On the way out, when we had come to a part of our journey where the tension was relaxed and we could be less cautious, I saw a signalling officer lying asleep under a blackened tree. I called my Major's attention to him, saying, “Look at that silly ass, sir. He'll get something that he doesn't want if he lies there much longer.”

My Major turned his head, and said briefly, “Poor chap, he's got it.”

Then I saw that his shoulder-blade had burst through his tunic and was protruding. He'd been coming out, walking freely and feeling that the danger was over, just as we were, when the unlucky shell had caught him. “His name must have been written on it,” our men say when that happens. I noticed that he had black boots; since then nothing would persuade me to wear black boots in the trenches.

This first experience in No Man's Land did away with my last flabby fear--that, if I was afraid, I would show it. One is often afraid. Any soldier who asserts the contrary may not be a liar, but he certainly does not speak the truth. Physical fear is too deeply rooted to be overcome by any amount of training; it remains, then, to train a man in spiritual pride, so that when he fears, nobody knows it. Cowardice is contagious. It has been said that no battalion is braver than its least brave member. Military courage is, therefore, a form of unselfishness; it is practised that it may save weaker men's lives and uphold their honour. The worst thing you can say of a man at the Front is, “He doesn't play the game.” That doesn't of necessity mean that he fails to do his duty; what it means is that he fails to do a little bit more than his duty.

When a man plays the game, he does things which it requires a braver man than himself to accomplish; he never knows when he's done; he acknowledges no limit to his cheerfulness and strength; whatever his rank, he holds his life less valuable than that of the humblest; he laughs at danger not because he does not dread it, but because he has learnt that there are ailments more terrible and less curable than death.

The men in the ranks taught me whatever I know about playing the game. I learnt from their example. In acknowledging this, I own up to the new equality, based on heroic values, which this war has established. The only man who counts “out there” is the man who is sufficiently self-effacing to show courage. The chaps who haven't done it are the exceptions.

At the start of the war there were a good many persons whom we were apt to think of as common and unclean. But social distinctions are a wash-out in the trenches. We have seen St. Peter's vision, and have heard the voice, “What God hath cleansed, that call not thou common.”
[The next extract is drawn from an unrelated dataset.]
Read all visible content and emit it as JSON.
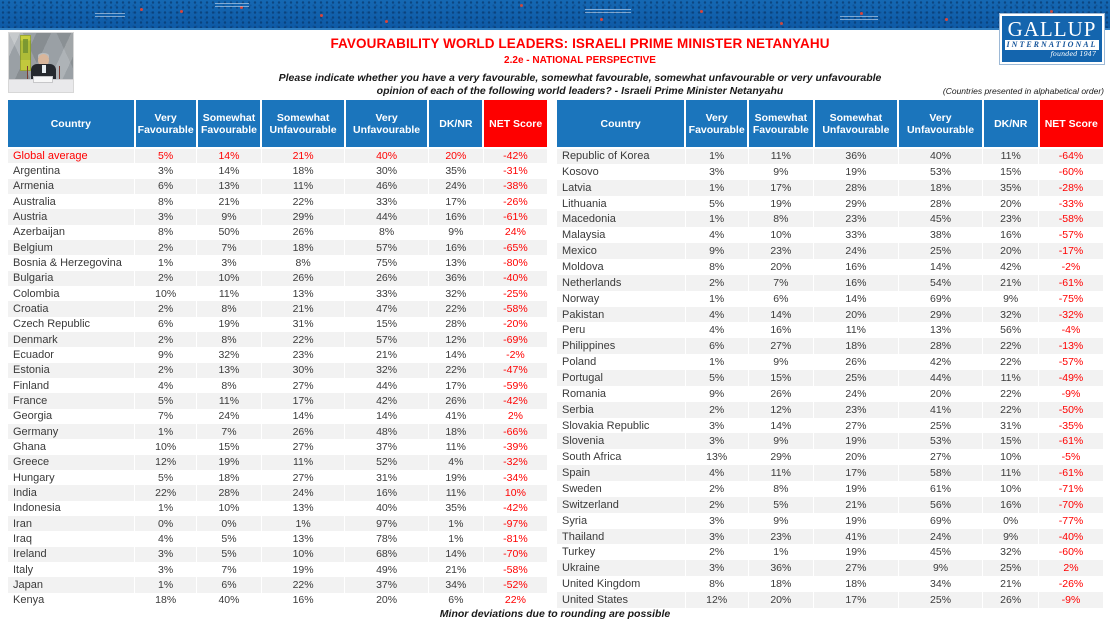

Until I became a part of the war, I was a doubter of nobility in others and a sceptic as regards myself. The growth of my personal vision was complete when I recognised that the capacity of heroism is latent in everybody, and only awaits the bigness of the opportunity to call it out.

THE GLORY OF THE TRENCHES

We were too proud to live for years When our poor death could dry the tears Of little children yet unborn. It scarcely mattered that at morn, When manhood's hope was at its height, We stopped a bullet in mid-flight. It did not trouble us to lie Forgotten 'neath the forgetting sky. So long Sleep was our only cure That when Death piped of rest made sure, We cast our fleshly crutches down, Laughing like boys in Hamelin Town. And this we did while loving life, Yet loving more than home or wife The kindness of a world set free For countless children yet to be.